Ohtaka, srun --exclusive, single-binary self-validation via
tests/alloc_tune_report — kame at 0e9413a6:
Aggregate M ops/s (alloc → touch byte 0 → free loop) at 1 / 4 / 16 / 64 /
128 concurrent threads:
| size,tier | 1T | 4T | 16T | 64T | 128T |
|---|---|---|---|---|---|
| 64 B (bucket) | 121 | 482 | 1887 | 6356 | 10596 |
| 1 KiB (bucket) | 95 | 389 | 1543 | 5713 | 7831 |
| 64 KiB (chunk) | 42 | 27 | 116 | 195 | 292 |
| 1 MiB (chunk) | 44 | 31 | 81 | 132 | 543 |
| 8 MiB (large_va) | 27 | 3 | 3 | 3 | 3 |
| 40 MiB (large_va, cached) | 13 | 3 | 3 | 2 | 2 |
The bucket tier reaches 10.6 G ops/s aggregate for 64 B at 128 cores
(88× linear) — vindicating the per-thread DLL + per-thread freelist +
per-thread KameTlsPage design on a heavily-NUMA host. The 1 MiB chunk tier
peaks at 543 M ops/s at 128T — the per-thread L1 recycle cache absorbs
the churn without inter-core contention. The large_va tier (8 MiB+) plateaus
because the benchmark touches byte 0 each cycle, which serialises across
cores in the Linux process-wide mmap_lock page-fault path; real KAME
workloads write the whole buffer right after alloc (memcpy of acquisition
data, FFT in-place) so the one-page fault is amortised inside the buffer
write, not paid per op.
The same alloc_tune_report run self-validated the defaults on this hardware:
LRC_LAZY_INTERVAL_NS = 10 ms: 0.63 % per-thread wallclock pressure — printed "default 10 ms is fine; auto-tune kept it (raise-only)".LRC_K_MAX = 256: matched to 128 cores — printed "default is appropriate".MADV_HUGEPAGE: ineffective on this kernel (sameµs/pageas plain first-touch) becauseTHP=alwaysis already auto-promoting 4 KiB pages to 2 MiB at the kernel level.- TLB shootdown: 22.01× worst-case at 128 threads (1543 µs / 32 MiB
munmap) — bounded, not catastrophic; the warm cache absorbs most syscalls in practice.

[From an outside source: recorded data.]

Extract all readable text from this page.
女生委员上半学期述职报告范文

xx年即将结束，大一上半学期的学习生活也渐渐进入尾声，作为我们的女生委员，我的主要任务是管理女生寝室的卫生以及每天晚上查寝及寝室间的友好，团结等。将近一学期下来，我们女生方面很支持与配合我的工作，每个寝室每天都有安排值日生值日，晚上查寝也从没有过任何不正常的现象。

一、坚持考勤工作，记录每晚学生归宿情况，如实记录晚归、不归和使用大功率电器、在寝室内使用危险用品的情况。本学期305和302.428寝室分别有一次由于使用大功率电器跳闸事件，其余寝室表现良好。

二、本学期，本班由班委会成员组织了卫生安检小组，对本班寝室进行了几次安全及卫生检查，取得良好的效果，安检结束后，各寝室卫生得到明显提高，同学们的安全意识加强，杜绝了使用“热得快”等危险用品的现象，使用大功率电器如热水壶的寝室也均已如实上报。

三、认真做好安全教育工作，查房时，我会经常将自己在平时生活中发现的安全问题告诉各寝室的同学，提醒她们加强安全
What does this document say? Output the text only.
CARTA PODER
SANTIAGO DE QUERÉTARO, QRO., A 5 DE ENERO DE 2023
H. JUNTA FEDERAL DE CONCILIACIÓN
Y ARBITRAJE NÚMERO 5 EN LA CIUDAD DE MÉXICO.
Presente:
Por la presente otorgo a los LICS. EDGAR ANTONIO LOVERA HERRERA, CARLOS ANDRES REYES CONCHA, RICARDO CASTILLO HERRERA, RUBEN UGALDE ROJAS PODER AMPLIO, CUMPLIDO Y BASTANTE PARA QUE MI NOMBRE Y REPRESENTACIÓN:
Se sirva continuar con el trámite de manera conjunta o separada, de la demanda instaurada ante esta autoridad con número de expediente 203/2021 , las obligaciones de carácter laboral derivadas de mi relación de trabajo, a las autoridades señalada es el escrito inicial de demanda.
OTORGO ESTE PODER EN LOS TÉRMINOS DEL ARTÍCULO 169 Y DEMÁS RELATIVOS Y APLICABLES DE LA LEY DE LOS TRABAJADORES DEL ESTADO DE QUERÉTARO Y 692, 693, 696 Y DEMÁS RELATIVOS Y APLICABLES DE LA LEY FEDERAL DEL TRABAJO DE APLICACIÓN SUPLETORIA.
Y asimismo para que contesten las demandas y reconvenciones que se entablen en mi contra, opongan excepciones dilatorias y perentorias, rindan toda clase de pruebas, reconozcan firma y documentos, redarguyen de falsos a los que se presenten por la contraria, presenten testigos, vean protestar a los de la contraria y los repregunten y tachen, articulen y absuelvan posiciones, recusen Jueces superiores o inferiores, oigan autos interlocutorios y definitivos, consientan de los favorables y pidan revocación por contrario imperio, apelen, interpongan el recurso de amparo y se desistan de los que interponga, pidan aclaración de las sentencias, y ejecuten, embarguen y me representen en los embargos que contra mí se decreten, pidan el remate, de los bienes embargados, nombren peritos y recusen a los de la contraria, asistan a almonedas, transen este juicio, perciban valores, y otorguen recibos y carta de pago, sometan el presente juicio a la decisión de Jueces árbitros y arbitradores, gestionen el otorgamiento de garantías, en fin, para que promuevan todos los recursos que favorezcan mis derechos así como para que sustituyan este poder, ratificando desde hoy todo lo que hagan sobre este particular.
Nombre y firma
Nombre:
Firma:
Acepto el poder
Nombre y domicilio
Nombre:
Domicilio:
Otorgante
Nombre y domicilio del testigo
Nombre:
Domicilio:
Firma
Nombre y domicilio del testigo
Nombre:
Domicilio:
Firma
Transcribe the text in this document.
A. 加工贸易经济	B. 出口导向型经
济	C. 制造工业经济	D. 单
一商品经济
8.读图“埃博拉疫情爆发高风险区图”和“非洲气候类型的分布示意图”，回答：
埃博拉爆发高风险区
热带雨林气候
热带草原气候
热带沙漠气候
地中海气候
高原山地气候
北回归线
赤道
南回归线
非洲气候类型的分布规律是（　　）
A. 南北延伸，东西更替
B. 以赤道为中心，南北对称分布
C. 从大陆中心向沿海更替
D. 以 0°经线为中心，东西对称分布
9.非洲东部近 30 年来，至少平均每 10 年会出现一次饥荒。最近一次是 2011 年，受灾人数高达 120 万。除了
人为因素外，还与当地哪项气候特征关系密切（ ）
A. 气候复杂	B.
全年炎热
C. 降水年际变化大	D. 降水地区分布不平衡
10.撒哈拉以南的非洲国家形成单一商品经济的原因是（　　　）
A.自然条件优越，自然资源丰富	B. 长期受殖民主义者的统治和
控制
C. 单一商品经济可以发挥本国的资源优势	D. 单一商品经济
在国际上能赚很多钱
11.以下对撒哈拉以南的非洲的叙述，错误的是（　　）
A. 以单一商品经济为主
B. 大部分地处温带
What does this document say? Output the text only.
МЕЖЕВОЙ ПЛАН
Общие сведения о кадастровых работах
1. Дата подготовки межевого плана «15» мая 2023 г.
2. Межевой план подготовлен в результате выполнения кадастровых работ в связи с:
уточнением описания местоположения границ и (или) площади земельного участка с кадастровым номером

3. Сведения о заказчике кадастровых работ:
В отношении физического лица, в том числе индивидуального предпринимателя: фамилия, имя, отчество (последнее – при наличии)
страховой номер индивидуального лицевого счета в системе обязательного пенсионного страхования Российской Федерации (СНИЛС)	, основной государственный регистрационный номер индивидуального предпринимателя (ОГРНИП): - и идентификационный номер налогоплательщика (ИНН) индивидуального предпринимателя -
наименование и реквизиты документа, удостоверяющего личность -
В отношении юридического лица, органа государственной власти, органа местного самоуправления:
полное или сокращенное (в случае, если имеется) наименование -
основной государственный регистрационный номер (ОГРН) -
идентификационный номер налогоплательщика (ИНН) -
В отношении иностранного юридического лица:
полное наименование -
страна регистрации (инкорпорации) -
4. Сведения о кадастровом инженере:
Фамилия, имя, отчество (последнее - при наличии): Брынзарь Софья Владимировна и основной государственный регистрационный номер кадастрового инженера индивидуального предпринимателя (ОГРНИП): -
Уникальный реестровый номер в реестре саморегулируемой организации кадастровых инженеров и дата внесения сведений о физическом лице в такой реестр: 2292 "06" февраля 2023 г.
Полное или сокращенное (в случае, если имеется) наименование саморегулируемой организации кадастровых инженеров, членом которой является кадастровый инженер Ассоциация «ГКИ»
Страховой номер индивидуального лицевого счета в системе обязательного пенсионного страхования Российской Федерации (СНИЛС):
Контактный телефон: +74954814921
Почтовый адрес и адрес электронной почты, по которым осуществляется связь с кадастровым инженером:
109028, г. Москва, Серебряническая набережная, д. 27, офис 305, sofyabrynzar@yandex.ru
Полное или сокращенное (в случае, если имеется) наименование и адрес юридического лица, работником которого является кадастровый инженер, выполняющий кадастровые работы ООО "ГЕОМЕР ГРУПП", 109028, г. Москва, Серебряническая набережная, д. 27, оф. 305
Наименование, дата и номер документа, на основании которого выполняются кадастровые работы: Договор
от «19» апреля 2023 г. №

kame leads at every size from 64 B through 1 MiB, single- and multi-threaded.
The cliff at 256 KiB is the headline: mimalloc drops from 107 to 3 M ops/s,
jemalloc from 86 to 9 M ops/s — both revert to per-call mmap/munmap
(≈ 3–9 M ops/s flat), while kame's per-thread recycle cache keeps it at
115–135 M ops/s through 1 MiB — a 13–40× lead over the others at this
tier. The system allocator (glibc ptmalloc) is also flat at large sizes
in this particular tight-loop pattern because ptmalloc adaptively raises
its M_MMAP_THRESHOLD when it observes repeated large alloc/free pairs;
in production workloads with mixed sizes, that threshold is not permanently
raised and large allocs revert to per-call mmap, closing the same cliff.
The multi-thread picture is the same shape: kame scales through 4 threads
at every tier while jemalloc collapses at 64 KiB (34 M ops/s) and mimalloc
at 1 MiB (12 M ops/s). These are touch-first-byte benchmarks —
malloc(N), write p[0], free(p) — so only one page fault is issued per
op regardless of N. Workloads that write the whole buffer converge on
memory bandwidth and the per-op allocator cost is amortised.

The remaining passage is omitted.